Für sogenannte einfache technische Verbesserungsvorschläge greifen keine Sonderregelungen des ArbNErfG, vielmehr bleibt gemäß § 20 Abs. 2 ArbNErfG die Behandlung dieser technischen Verbesserungsvorschläge kollektivvertraglichen Regelungen vorbehalten. Hiervon wurde bei der Beklagten mit dem 3i-Programm Gebrauch gemacht. Ob es sich bei den von dem Kläger eingereichten Verbesserungsvorschlägen um einfache technische Verbesserungsvorschläge i.S.d. § 20 Abs. 2 ArbNErfG handelt oder um sonstige (nicht-technische) Verbesserungsvorschläge ist unerheblich. Für beide enthält das ArbNErfG keine materiellrechtlichen und verfahrensrechtlichen Regelungen. Insoweit stellt sich keine Kollision zwischen der Zuständigkeit der Arbeitsgerichte gemäß § 2 Abs. 1 Ziff. 3 a ArbGG und den Vorschriften des ArbNErfG und Urheberrechtsgesetzes. Aus dem gleichen Grund braucht auf die Sonderregelung in § 2 Abs. 2 ArbGG nicht zurückgegriffen zu werden und es verbleibt bei dieser Art der Verbesserungsvorschläge bei der allgemeinen Regelung des § 2 Abs. 1 Ziff. 3 a ArbGG (vgl.

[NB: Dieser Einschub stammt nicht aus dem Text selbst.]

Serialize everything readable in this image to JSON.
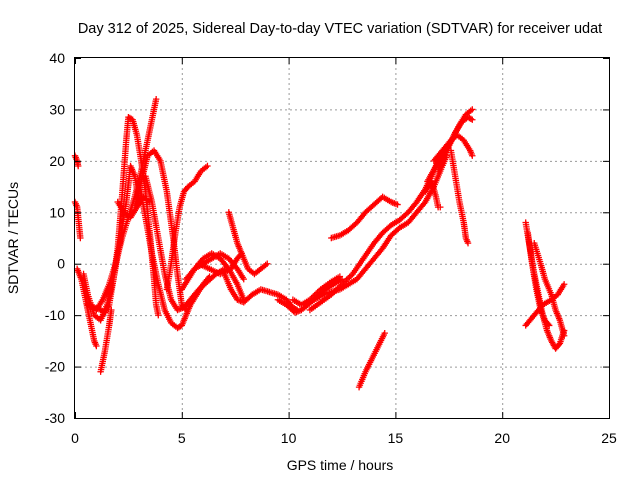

Schaub in AR-Blattei-SD, Nr. 1760, Anm. 131; Bartenbach/Volz, ArbNErfG, § 39 Rz 27; Germelmann/Matthes/Prütting/Müller-Glöge, ArbGG, 4. Aufl., § 2 Rz 114).

Zu Unrecht sieht das Erstgericht in § 2 Abs. 2 eine Sonderregelung für alle Arten des betrieblichen Vorschlagswesens und leitet bei anderen als den in § 2 Abs. 2 ausdrücklich genannten Verbesserungsvorschlägen die Zuständigkeit der ordentlichen Gerichte an. Statt dessen werden, soweit nicht Sonderregelungen des ArbNErfG und des Urheberrechtsgesetzes entgegenstehen, arbeitsrechtliche Ansprüche aufgrund einzel- oder kollektivvertraglicher Regelungen über das betriebliche Vorschlagswesen von § 2 Abs. 1 Ziff. 3 a ArbGG erfasst (so bereits das BAG aaO). Mit dem hier streitgegenständlichen "3i-Programm" haben sich nach Bejahung ihrer Zuständigkeit bereits die örtlichen Arbeitsgerichte befasst (vgl. Landesarbeitsgericht Nürnberg vom 25.10.2000 - 3 Sa 50/00 - n.v.).

III.

1.

Die Entscheidung des Landesarbeitsgerichts kann ohne Hinzuziehung der ehrenamtlichen Richter erfolgen, § 78 Satz 3 ArbGG. 2. Eine gesonderte Kostenentscheidung ist nicht veranlasst, denn die Kosten des Beschwerdeverfahrens sind Teil der Kosten des geführten Rechtsstreits.